Documentation
¶
Overview ¶
Package pdf provides a Normaliser implementation for PDF files. It uses the pdftotext utility from poppler-utils for text extraction.
Index ¶
Constants ¶
This section is empty.
Variables ¶
var ErrPDFToolNotFound = errors.New("pdftotext not found: install poppler-utils")
ErrPDFToolNotFound is returned when pdftotext is not installed.
Functions ¶
func CheckAvailable ¶
func CheckAvailable() error
CheckAvailable returns nil if pdftotext is installed, error otherwise.
func InstallInstructions ¶
func InstallInstructions() string
InstallInstructions returns platform-specific install instructions.
Types ¶
type CommandRunner ¶
type CommandRunner interface {
Run(ctx context.Context, name string, args ...string) ([]byte, error)
}
CommandRunner abstracts command execution for testing.
type Normaliser ¶
type Normaliser struct {
// contains filtered or unexported fields
}
Normaliser handles PDF documents using pdftotext.
func NewWithRunner ¶
func NewWithRunner(runner CommandRunner) *Normaliser
NewWithRunner creates a PDF normaliser with a custom command runner (for testing).

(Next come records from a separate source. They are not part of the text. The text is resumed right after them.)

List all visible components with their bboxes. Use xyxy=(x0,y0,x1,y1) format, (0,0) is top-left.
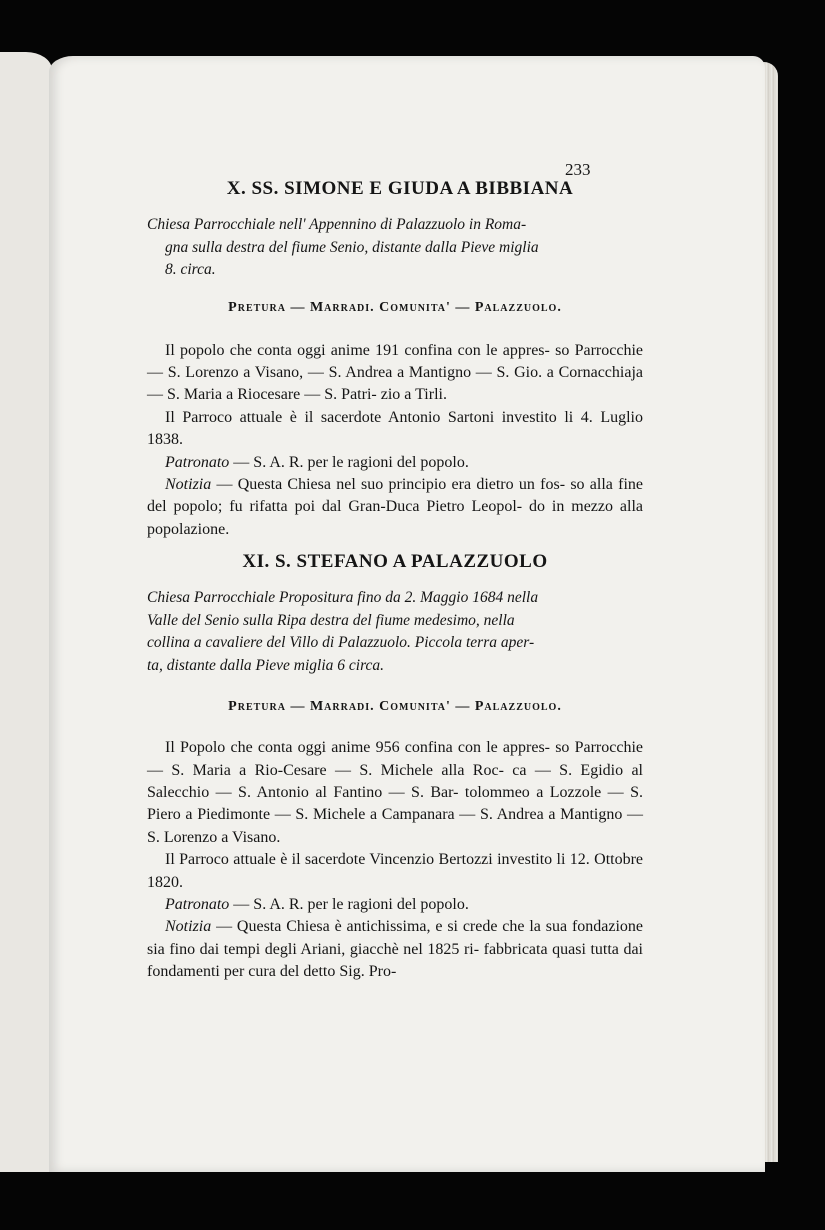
description-line: Chiesa Parrocchiale nell' Appennino di Palazzuolo in Roma- xyxy=(147,216,527,233)
paragraph-patronato xyxy=(147,452,643,474)
description-line: Chiesa Parrocchiale Propositura fino da 2. Maggio 1684 nella xyxy=(147,589,539,607)
church-description-palazzuolo xyxy=(147,587,643,677)
text-line: Campanara — S. Andrea a Mantigno — S. Lorenzo a Visano. xyxy=(147,806,643,846)
text-line: so Parrocchie — S. Maria a Rio-Cesare — S. Michele alla Roc- xyxy=(147,739,644,779)
description-line: gna sulla destra del fiume Senio, distante dalla Pieve miglia xyxy=(165,238,539,256)
text-line: ca — S. Egidio al Salecchio — S. Antonio al Fantino — S. Bar- xyxy=(147,761,644,801)
patronato-label: Patronato xyxy=(165,896,230,913)
description-line: collina a cavaliere del Villo di Palazzuolo. Piccola terra aper- xyxy=(147,634,535,652)
description-line: 8. circa. xyxy=(165,261,216,278)
section-body-palazzuolo xyxy=(147,737,643,983)
text-line: fabbricata quasi tutta dai fondamenti per cura del detto Sig. Pro- xyxy=(147,940,643,981)
text-line: — S. A. R. per le ragioni del popolo. xyxy=(229,896,469,913)
description-line: ta, distante dalla Pieve miglia 6 circa. xyxy=(147,656,385,674)
section-heading-palazzuolo: XI. S. STEFANO A PALAZZUOLO xyxy=(242,551,548,573)
text-line: Il Parroco attuale è il sacerdote Antonio Sartoni investito li xyxy=(165,408,574,426)
text-line: — S. Gio. a Cornacchiaja — S. Maria a Riocesare — S. Patri- xyxy=(147,363,643,404)
description-line: Valle del Senio sulla Ripa destra del fiume medesimo, nella xyxy=(147,611,515,629)
paragraph-notizia xyxy=(147,474,643,541)
text-line: zio a Tirli. xyxy=(380,386,447,404)
notizia-label: Notizia xyxy=(165,918,212,936)
text-line: Il Popolo che conta oggi anime 956 confina con le appres- xyxy=(165,739,551,757)
text-line: do in mezzo alla popolazione. xyxy=(147,498,644,538)
paragraph-patronato xyxy=(147,894,643,916)
text-line: fondazione sia fino dai tempi degli Ariani, giacchè nel 1825 ri- xyxy=(147,918,644,958)
text-line: Il popolo che conta oggi anime 191 confina con le appres- xyxy=(165,341,550,359)
text-line: — Questa Chiesa è antichissima, e si crede che la sua xyxy=(211,918,568,936)
paragraph-parroco xyxy=(147,407,643,452)
notizia-label: Notizia xyxy=(165,475,212,493)
section-heading-bibbiana: X. SS. SIMONE E GIUDA A BIBBIANA xyxy=(226,178,574,199)
text-line: Il Parroco attuale è il sacerdote Vincenzio Bertozzi investito xyxy=(165,851,553,869)
section-body-bibbiana xyxy=(147,340,643,542)
text-line: — Questa Chiesa nel suo principio era dietro un fos- xyxy=(211,475,566,493)
page-number: 233 xyxy=(565,160,591,179)
text-line: tolommeo a Lozzole — S. Piero a Piedimonte — S. Michele a xyxy=(147,783,643,824)
text-line: li 12. Ottobre 1820. xyxy=(147,851,644,891)
facing-page xyxy=(0,52,52,1172)
paragraph-notizia xyxy=(147,916,643,983)
text-line: so Parrocchie — S. Lorenzo a Visano, — S. Andrea a Mantigno xyxy=(147,341,644,381)
paragraph-confini xyxy=(147,340,643,407)
church-description-bibbiana xyxy=(147,214,643,282)
paragraph-parroco xyxy=(147,849,643,894)
text-line: 4. Luglio 1838. xyxy=(147,408,644,449)
book-page xyxy=(49,56,765,1172)
patronato-label: Patronato xyxy=(165,453,230,471)
text-line: — S. A. R. per le ragioni del popolo. xyxy=(229,453,469,471)
page-content xyxy=(147,156,643,984)
text-line: so alla fine del popolo; fu rifatta poi dal Gran-Duca Pietro Leopol- xyxy=(147,475,644,516)
paragraph-confini xyxy=(147,737,643,849)
pretura-line-bibbiana: Pretura — Marradi. Comunita' — Palazzuolo. xyxy=(228,299,562,315)
pretura-line-palazzuolo: Pretura — Marradi. Comunita' — Palazzuolo. xyxy=(228,699,562,715)
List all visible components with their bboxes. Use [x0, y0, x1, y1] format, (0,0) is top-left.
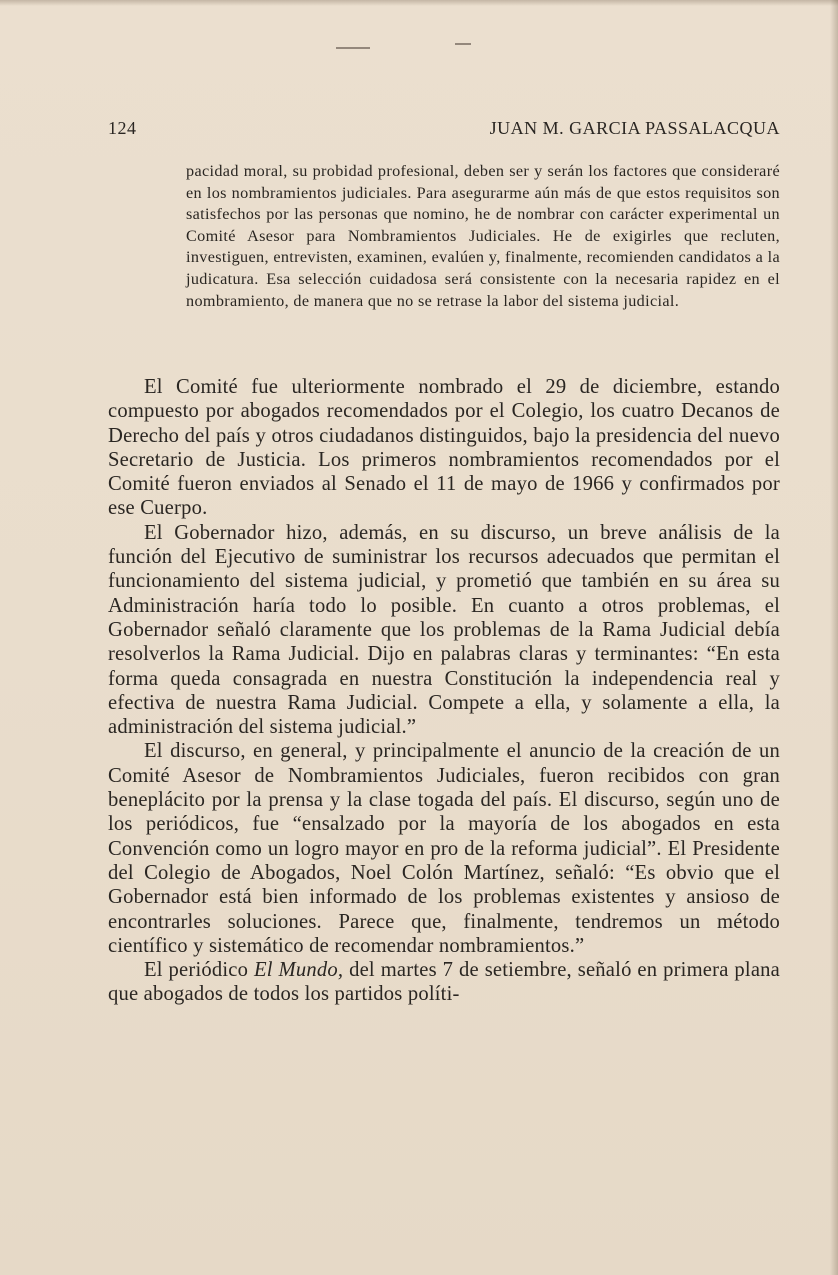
paragraph-text: El periódico — [144, 959, 254, 982]
paragraph-text: del martes 7 de setiembre, señaló en primera plana que abogados de todos los partidos políti- — [108, 959, 780, 1006]
ink-mark — [455, 43, 471, 45]
body-text — [108, 375, 780, 1007]
newspaper-title: El Mundo, — [253, 959, 344, 982]
page-edge-shadow-right — [830, 0, 838, 1275]
running-head: JUAN M. GARCIA PASSALACQUA — [489, 118, 780, 138]
page-header — [108, 118, 780, 142]
paragraph: El discurso, en general, y principalmente el anuncio de la creación de un Comité Asesor de Nombramientos Judiciales, fueron recibidos con gran beneplácito por la prensa y la clase togada del país. El discurso, según uno de los periódicos, fue “ensalzado por la mayoría de los abogados en esta Convención como un logro mayor en pro de la reforma judicial”. El Presidente del Colegio de Abogados, Noel Colón Martínez, señaló: “Es obvio que el Gobernador está bien informado de los problemas existentes y ansioso de encontrarles soluciones. Parece que, finalmente, tendremos un método científico y sistemático de recomendar nombramientos.” — [108, 740, 780, 957]
page-edge-shadow-top — [0, 0, 838, 6]
paragraph: El Comité fue ulteriormente nombrado el 29 de diciembre, estando compuesto por abogados recomendados por el Colegio, los cuatro Decanos de Derecho del país y otros ciudadanos distinguidos, bajo la presidencia del nuevo Secretario de Justicia. Los primeros nombramientos recomendados por el Comité fueron enviados al Senado el 11 de mayo de 1966 y confirmados por ese Cuerpo. — [108, 376, 780, 520]
ink-mark — [336, 47, 370, 49]
block-quote: pacidad moral, su probidad profesional, deben ser y serán los factores que consideraré en los nombramientos judiciales. Para asegurarme aún más de que estos requisitos son satisfechos por las personas que nomino, he de nombrar con carácter experimental un Comité Asesor para Nombramientos Judiciales. He de exigirles que recluten, investiguen, entrevisten, examinen, evalúen y, finalmente, recomienden candidatos a la judicatura. Esa selección cuidadosa será consistente con la necesaria rapidez en el nombramiento, de manera que no se retrase la labor del sistema judicial. — [186, 162, 780, 310]
page-number: 124 — [108, 118, 137, 138]
paragraph — [108, 958, 780, 1007]
paragraph: El Gobernador hizo, además, en su discurso, un breve análisis de la función del Ejecutivo de suministrar los recursos adecuados que permitan el funcionamiento del sistema judicial, y prometió que también en su área su Administración haría todo lo posible. En cuanto a otros problemas, el Gobernador señaló claramente que los problemas de la Rama Judicial debía resolverlos la Rama Judicial. Dijo en palabras claras y terminantes: “En esta forma queda consagrada en nuestra Constitución la independencia real y efectiva de nuestra Rama Judicial. Compete a ella, y solamente a ella, la administración del sistema judicial.” — [108, 521, 780, 739]
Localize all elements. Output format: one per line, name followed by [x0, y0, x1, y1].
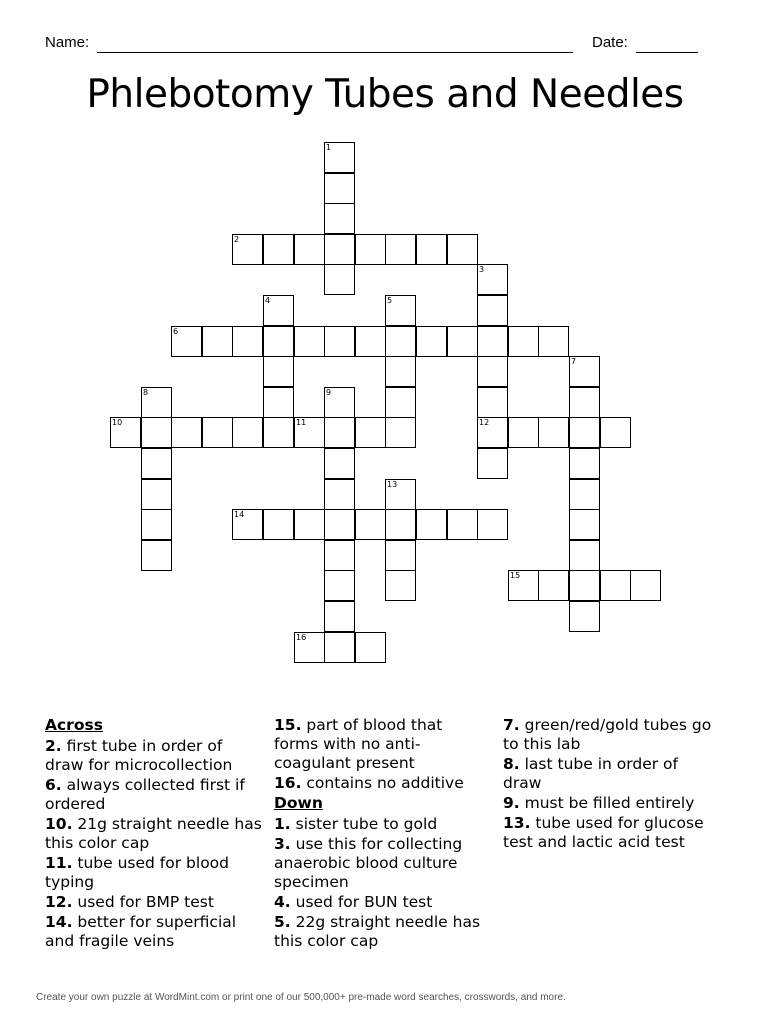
grid-cell[interactable]	[294, 417, 325, 448]
grid-cell[interactable]	[141, 540, 172, 571]
clue-number: 15	[510, 571, 521, 580]
grid-cell[interactable]	[232, 417, 263, 448]
clue-number: 2	[234, 235, 240, 244]
across-heading: Across	[45, 716, 103, 734]
grid-cell[interactable]	[232, 234, 263, 265]
clue-across-15: 15. part of blood that forms with no anti-coagulant present	[274, 716, 443, 772]
grid-cell[interactable]	[477, 387, 508, 418]
grid-cell[interactable]	[263, 417, 294, 448]
grid-cell[interactable]	[569, 570, 600, 601]
clue-number: 7	[571, 357, 577, 366]
grid-cell[interactable]	[416, 509, 447, 540]
clues-column-1	[45, 716, 263, 952]
grid-cell[interactable]	[630, 570, 661, 601]
clue-down-1: 1. sister tube to gold	[274, 815, 438, 833]
grid-cell[interactable]	[385, 509, 416, 540]
clue-down-3: 3. use this for collecting anaerobic blood culture specimen	[274, 835, 463, 891]
grid-cell[interactable]	[324, 601, 355, 632]
clue-across-6: 6. always collected first if ordered	[45, 776, 245, 813]
grid-cell[interactable]	[324, 234, 355, 265]
clue-number: 5	[387, 296, 393, 305]
grid-cell[interactable]	[569, 479, 600, 510]
grid-cell[interactable]	[324, 448, 355, 479]
down-heading: Down	[274, 794, 323, 812]
grid-cell[interactable]	[538, 326, 569, 357]
grid-cell[interactable]	[202, 417, 233, 448]
name-label: Name:	[45, 34, 90, 51]
grid-cell[interactable]	[355, 326, 386, 357]
grid-cell[interactable]	[385, 387, 416, 418]
grid-cell[interactable]	[385, 326, 416, 357]
clue-across-12: 12. used for BMP test	[45, 893, 214, 911]
grid-cell[interactable]	[569, 509, 600, 540]
grid-cell[interactable]	[141, 417, 172, 448]
grid-cell[interactable]	[569, 356, 600, 387]
grid-cell[interactable]	[294, 632, 325, 663]
grid-cell[interactable]	[324, 326, 355, 357]
grid-cell[interactable]	[324, 142, 355, 173]
date-label: Date:	[592, 34, 628, 51]
grid-cell[interactable]	[355, 509, 386, 540]
grid-cell[interactable]	[232, 326, 263, 357]
grid-cell[interactable]	[385, 570, 416, 601]
grid-cell[interactable]	[416, 234, 447, 265]
grid-cell[interactable]	[385, 295, 416, 326]
clue-number: 11	[296, 418, 307, 427]
grid-cell[interactable]	[447, 509, 478, 540]
grid-cell[interactable]	[600, 417, 631, 448]
clue-down-13: 13. tube used for glucose test and lactic acid test	[503, 814, 704, 851]
grid-cell[interactable]	[355, 234, 386, 265]
grid-cell[interactable]	[600, 570, 631, 601]
grid-cell[interactable]	[355, 632, 386, 663]
grid-cell[interactable]	[263, 387, 294, 418]
grid-cell[interactable]	[416, 326, 447, 357]
grid-cell[interactable]	[263, 356, 294, 387]
grid-cell[interactable]	[477, 264, 508, 295]
grid-cell[interactable]	[477, 417, 508, 448]
footer-text: Create your own puzzle at WordMint.com or print one of our 500,000+ pre-made word searches, crosswords, and more.	[36, 992, 566, 1003]
grid-cell[interactable]	[141, 479, 172, 510]
grid-cell[interactable]	[263, 326, 294, 357]
clue-across-2: 2. first tube in order of draw for microcollection	[45, 737, 233, 774]
grid-cell[interactable]	[569, 601, 600, 632]
grid-cell[interactable]	[477, 448, 508, 479]
grid-cell[interactable]	[324, 417, 355, 448]
grid-cell[interactable]	[569, 540, 600, 571]
clue-across-16: 16. contains no additive	[274, 774, 464, 792]
grid-cell[interactable]	[324, 203, 355, 234]
clue-number: 4	[265, 296, 271, 305]
grid-cell[interactable]	[477, 509, 508, 540]
clue-across-14: 14. better for superficial and fragile veins	[45, 913, 237, 950]
grid-cell[interactable]	[202, 326, 233, 357]
grid-cell[interactable]	[477, 326, 508, 357]
page-title: Phlebotomy Tubes and Needles	[86, 72, 684, 117]
clue-number: 3	[479, 265, 485, 274]
grid-cell[interactable]	[569, 387, 600, 418]
grid-cell[interactable]	[294, 234, 325, 265]
clues-column-3	[503, 716, 718, 853]
clue-number: 1	[326, 143, 332, 152]
grid-cell[interactable]	[538, 570, 569, 601]
grid-cell[interactable]	[110, 417, 141, 448]
grid-cell[interactable]	[324, 264, 355, 295]
clue-number: 13	[387, 480, 398, 489]
clue-number: 14	[234, 510, 245, 519]
grid-cell[interactable]	[171, 326, 202, 357]
grid-cell[interactable]	[324, 173, 355, 204]
grid-cell[interactable]	[141, 509, 172, 540]
clue-number: 9	[326, 388, 332, 397]
grid-cell[interactable]	[324, 632, 355, 663]
grid-cell[interactable]	[263, 509, 294, 540]
clue-down-7: 7. green/red/gold tubes go to this lab	[503, 716, 712, 753]
grid-cell[interactable]	[385, 234, 416, 265]
clue-across-11: 11. tube used for blood typing	[45, 854, 230, 891]
clues-column-2	[274, 716, 489, 952]
grid-cell[interactable]	[294, 509, 325, 540]
clue-number: 10	[112, 418, 123, 427]
grid-cell[interactable]	[477, 295, 508, 326]
grid-cell[interactable]	[324, 479, 355, 510]
clue-number: 8	[143, 388, 149, 397]
grid-cell[interactable]	[141, 448, 172, 479]
grid-cell[interactable]	[508, 417, 539, 448]
grid-cell[interactable]	[324, 540, 355, 571]
grid-cell[interactable]	[385, 356, 416, 387]
grid-cell[interactable]	[508, 570, 539, 601]
clue-down-8: 8. last tube in order of draw	[503, 755, 678, 792]
grid-cell[interactable]	[324, 570, 355, 601]
grid-cell[interactable]	[355, 417, 386, 448]
grid-cell[interactable]	[263, 234, 294, 265]
grid-cell[interactable]	[477, 356, 508, 387]
grid-cell[interactable]	[538, 417, 569, 448]
grid-cell[interactable]	[569, 448, 600, 479]
clue-down-4: 4. used for BUN test	[274, 893, 433, 911]
clue-number: 6	[173, 327, 179, 336]
grid-cell[interactable]	[385, 479, 416, 510]
grid-cell[interactable]	[294, 326, 325, 357]
clue-across-10: 10. 21g straight needle has this color cap	[45, 815, 262, 852]
grid-cell[interactable]	[508, 326, 539, 357]
grid-cell[interactable]	[447, 326, 478, 357]
grid-cell[interactable]	[141, 387, 172, 418]
grid-cell[interactable]	[263, 295, 294, 326]
grid-cell[interactable]	[324, 509, 355, 540]
grid-cell[interactable]	[324, 387, 355, 418]
grid-cell[interactable]	[171, 417, 202, 448]
clue-number: 12	[479, 418, 490, 427]
grid-cell[interactable]	[385, 417, 416, 448]
clue-number: 16	[296, 633, 307, 642]
grid-cell[interactable]	[447, 234, 478, 265]
grid-cell[interactable]	[569, 417, 600, 448]
grid-cell[interactable]	[385, 540, 416, 571]
clue-down-9: 9. must be filled entirely	[503, 794, 695, 812]
clue-down-5: 5. 22g straight needle has this color cap	[274, 913, 481, 950]
grid-cell[interactable]	[232, 509, 263, 540]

func (*Normaliser) Normalise ¶
func (n *Normaliser) Normalise(ctx context.Context, raw *domain.RawDocument) (*driven.NormaliseResult, error)
Normalise converts a PDF document to a normalised document.
func (*Normaliser) Priority ¶
func (n *Normaliser) Priority() int
Priority returns the selection priority.
func (*Normaliser) SupportedConnectorTypes ¶
func (n *Normaliser) SupportedConnectorTypes() []string
SupportedConnectorTypes returns connector types for specialised handling.
func (*Normaliser) SupportedMIMETypes ¶
func (n *Normaliser) SupportedMIMETypes() []string
SupportedMIMETypes returns the MIME types this normaliser handles.